Startpagina » Ooggezondheid » Hoe artsen pupilreflexen testen

    Hoe artsen pupilreflexen testen

    Je pupillen regelen de hoeveelheid licht die je in je ogen krijgt. Het testen van de leerlingen is een belangrijk onderdeel van een uitgebreid oogonderzoek. Omdat u geen vrijwillige controle over uw leerlingen hebt, kan het testen van leerlingen mogelijke problemen met uw autonome zenuwstelsel en andere problemen in de rest van uw lichaam aan het licht brengen..

    De leerling

    De pupil is de ronde zwarte cirkel in het midden van de iris, het gekleurde deel van je oog. De pupil is eigenlijk een gat waardoor licht naar het netvlies gaat, de lichtgevoelige laag in het achterste deel van het oog. De pupil is vergelijkbaar met een camera-diafragma dat u kunt bedienen als u meer of minder licht in uw camera wilt hebben.
    De pupil kan uitzetten om groter (verwijd) te worden of kleiner worden (vernauwing). Je iris bevat spieren die reageren op prikkels van buitenaf om de hoeveelheid licht te controleren die je netvlies bereikt. Bij fel licht wordt de pupil vernauwd om de hoeveelheid licht die in het oog komt te verminderen. Bij donker of zwak licht verwijdt de pupil om meer licht in het oog te laten om het zicht te verbeteren.
    Doel en functie van de leerling

    Examen

    Wanneer uw arts uw leerlingen onderzoekt, zal hij of zij eerst naar anisocorie zoeken. Anisocoria is een aandoening waarbij uw pupilgroottes ongelijk zijn. Twintig procent van de algemene bevolking heeft een normale anisocorie en signaleert niets afwijkends. In sommige gevallen kunnen ongelijke pupillen echter een symptoom van een ziekte zijn.
    Uw arts kijkt ook naar de grootte en vorm van de pupil in zowel fel licht als zwak licht. De snelheid en kwaliteit van pupilrespons op stimuli zal ook worden opgemerkt. Uw arts kan uw pupilreactie ook testen op bijna prikkels zoals kleine lettertjes.
    De pupil wordt bestuurd door een zeer lange zenuwbaan in het lichaam. De zenuw die de pupil bestuurt, begint in de hersenen, reist vervolgens langs het ruggenmerg, omhoog over de bovenkant van de long, onder de subclavia-slagader, de nek en door verlengingen van de hersenen, en reist uiteindelijk dicht langs de oogzenuw en vervolgens naar de leerling.

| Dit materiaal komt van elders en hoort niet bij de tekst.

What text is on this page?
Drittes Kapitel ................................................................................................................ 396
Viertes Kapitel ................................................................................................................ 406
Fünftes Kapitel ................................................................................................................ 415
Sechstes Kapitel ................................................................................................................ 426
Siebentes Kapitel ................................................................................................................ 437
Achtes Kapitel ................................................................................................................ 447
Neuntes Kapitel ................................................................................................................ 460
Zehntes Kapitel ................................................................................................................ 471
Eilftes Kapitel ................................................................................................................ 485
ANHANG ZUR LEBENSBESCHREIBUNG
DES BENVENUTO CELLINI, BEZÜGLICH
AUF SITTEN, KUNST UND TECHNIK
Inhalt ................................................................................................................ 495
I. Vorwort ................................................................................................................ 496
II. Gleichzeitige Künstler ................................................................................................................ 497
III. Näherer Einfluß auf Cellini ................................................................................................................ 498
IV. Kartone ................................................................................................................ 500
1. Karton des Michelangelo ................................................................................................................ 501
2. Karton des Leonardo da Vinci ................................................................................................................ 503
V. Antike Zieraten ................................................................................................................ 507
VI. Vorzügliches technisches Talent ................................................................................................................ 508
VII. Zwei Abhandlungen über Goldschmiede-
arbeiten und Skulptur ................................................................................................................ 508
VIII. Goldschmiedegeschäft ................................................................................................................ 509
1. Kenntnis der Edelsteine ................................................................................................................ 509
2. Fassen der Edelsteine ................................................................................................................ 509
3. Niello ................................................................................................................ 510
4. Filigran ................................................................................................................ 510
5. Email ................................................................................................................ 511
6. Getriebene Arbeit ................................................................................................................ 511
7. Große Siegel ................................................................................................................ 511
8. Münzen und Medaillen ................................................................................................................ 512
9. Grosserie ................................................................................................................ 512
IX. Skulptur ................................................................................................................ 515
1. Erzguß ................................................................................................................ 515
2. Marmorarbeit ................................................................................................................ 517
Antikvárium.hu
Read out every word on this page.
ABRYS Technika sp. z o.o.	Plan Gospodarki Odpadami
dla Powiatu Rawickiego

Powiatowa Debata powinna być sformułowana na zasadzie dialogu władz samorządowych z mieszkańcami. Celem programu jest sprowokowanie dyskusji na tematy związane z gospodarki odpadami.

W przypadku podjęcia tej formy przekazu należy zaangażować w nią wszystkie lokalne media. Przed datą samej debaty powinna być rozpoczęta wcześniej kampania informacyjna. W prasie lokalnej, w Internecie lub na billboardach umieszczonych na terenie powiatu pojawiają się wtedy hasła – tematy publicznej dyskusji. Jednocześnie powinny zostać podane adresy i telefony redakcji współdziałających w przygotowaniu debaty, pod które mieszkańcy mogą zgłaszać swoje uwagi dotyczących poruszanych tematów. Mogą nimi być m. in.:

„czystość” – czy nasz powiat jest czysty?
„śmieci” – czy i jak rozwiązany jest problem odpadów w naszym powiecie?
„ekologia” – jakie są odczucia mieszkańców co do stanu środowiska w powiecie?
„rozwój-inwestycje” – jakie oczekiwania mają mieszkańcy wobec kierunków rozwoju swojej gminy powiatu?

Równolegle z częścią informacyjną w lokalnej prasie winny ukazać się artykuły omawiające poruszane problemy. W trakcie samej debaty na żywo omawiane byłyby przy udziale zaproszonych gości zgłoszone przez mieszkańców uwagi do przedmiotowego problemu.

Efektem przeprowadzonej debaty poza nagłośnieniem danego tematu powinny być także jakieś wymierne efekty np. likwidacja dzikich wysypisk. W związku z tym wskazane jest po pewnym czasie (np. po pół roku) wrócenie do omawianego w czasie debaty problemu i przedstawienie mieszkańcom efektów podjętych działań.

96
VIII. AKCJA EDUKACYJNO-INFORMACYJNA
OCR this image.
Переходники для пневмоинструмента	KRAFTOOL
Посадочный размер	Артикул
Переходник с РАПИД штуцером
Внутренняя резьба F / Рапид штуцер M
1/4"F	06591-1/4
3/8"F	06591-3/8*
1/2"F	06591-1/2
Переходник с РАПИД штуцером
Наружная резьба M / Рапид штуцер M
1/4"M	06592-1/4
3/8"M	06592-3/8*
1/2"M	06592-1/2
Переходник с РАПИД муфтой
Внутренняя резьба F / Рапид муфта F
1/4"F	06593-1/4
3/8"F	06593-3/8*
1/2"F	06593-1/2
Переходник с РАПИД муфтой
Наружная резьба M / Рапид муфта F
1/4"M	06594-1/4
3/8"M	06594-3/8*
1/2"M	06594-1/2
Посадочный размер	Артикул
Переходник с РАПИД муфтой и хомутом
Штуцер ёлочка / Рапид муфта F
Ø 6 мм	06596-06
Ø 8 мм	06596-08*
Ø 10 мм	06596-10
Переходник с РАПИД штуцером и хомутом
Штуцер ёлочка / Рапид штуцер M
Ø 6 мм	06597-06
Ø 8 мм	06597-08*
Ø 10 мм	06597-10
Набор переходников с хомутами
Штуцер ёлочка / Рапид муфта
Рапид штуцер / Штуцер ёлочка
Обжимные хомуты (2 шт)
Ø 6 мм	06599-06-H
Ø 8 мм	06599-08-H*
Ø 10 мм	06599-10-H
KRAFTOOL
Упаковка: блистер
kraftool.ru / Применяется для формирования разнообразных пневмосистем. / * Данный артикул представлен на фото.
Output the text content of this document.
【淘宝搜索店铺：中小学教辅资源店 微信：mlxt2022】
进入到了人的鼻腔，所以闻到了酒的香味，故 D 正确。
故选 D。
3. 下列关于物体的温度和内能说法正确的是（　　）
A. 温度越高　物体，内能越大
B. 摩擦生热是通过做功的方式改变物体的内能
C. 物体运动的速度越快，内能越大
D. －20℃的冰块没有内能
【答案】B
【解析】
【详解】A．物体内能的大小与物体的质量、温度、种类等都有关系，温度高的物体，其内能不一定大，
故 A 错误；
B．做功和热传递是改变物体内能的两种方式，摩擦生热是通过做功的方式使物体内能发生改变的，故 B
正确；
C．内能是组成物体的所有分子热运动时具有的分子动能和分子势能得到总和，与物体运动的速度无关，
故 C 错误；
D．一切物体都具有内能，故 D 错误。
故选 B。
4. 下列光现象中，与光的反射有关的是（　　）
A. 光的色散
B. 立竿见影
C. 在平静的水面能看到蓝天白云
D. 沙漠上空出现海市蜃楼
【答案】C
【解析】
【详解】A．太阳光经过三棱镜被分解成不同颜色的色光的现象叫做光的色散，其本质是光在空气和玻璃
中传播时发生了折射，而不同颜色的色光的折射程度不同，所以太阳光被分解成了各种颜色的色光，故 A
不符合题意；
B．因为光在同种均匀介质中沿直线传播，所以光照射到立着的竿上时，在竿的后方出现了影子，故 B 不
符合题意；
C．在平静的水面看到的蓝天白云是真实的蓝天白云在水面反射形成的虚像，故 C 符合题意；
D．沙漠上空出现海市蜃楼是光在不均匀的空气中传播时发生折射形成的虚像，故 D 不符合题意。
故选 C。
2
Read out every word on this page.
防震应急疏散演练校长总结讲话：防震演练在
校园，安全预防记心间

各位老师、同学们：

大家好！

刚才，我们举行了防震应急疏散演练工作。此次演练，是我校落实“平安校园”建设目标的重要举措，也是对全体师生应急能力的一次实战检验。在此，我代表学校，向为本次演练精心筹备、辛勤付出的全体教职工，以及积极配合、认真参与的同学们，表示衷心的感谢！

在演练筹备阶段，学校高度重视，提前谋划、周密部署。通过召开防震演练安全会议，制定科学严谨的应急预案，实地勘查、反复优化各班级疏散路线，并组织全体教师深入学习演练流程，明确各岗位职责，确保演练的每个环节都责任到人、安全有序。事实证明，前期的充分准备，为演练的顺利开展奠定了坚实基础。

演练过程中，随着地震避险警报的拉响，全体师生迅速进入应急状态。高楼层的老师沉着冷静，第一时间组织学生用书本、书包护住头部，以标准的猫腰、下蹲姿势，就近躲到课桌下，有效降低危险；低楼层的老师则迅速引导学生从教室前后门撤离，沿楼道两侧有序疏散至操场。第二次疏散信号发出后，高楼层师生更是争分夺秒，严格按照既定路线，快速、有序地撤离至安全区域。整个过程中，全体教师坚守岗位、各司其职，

Elke onderbreking langs dit pad kan mogelijk deze zenuw beïnvloeden en veranderingen in de pupilreactie veroorzaken.
    Oogartsen gebruiken drie procedures om pupilreflexen te testen.
    1

    Light Response Pupil Test

    Peter A. Kemmer / Getty Images
    De lichtreactie leerling-test beoordeelt de reflex die de pupil in reactie op licht regelt. Uw arts dimt eerst de lichten en vraagt ​​u vervolgens om naar een voorwerp in de verte te kijken. Van elke kant zal een licht in uw ogen schijnen. Uw arts zal uw leerlingen nauwlettend in de gaten houden om te bepalen of uw pupillen in reactie op het licht samentrekken of niet, rekening houdend met de grootte en vorm van uw leerlingen.
    2

    Swinging Flashlight Pupil Test

    De swingende test van de flitslichtpupil wordt gebruikt om de reactie van uw leerlingen op licht te vergelijken. De lichten in de kamer worden gedimd en u zult opnieuw worden gevraagd om naar een object op afstand te kijken. Uw arts "swingt" het licht ritmisch van het ene oog naar het andere, waarbij hij de reactie van elke leerling opmerkt. Je leerlingen moeten samentrekken of dezelfde grootte behouden als het licht erop schijnt. Dilaterende leerlingen kunnen uw arts waarschuwen voor een mogelijk oogzenuwprobleem.
    3

    Near Response Pupil Test

    De leerlingstoets voor bijna-respons meet de reactie van de leerling op een bijna-doelwit. Deze test wordt uitgevoerd in een kamer met normale verlichting. Uw arts zal u vragen om naar een object op afstand te kijken en vervolgens een klein voorwerp of kaart voor uw ogen te bewegen. Terwijl u uw ogen op het dichtstbijzijnde voorwerp fixeert, zal uw arts uw leerlingen nauwlettend in de gaten houden om ervoor te zorgen dat ze snel samenknijpen als uw fixatie van ver in de buurt verandert.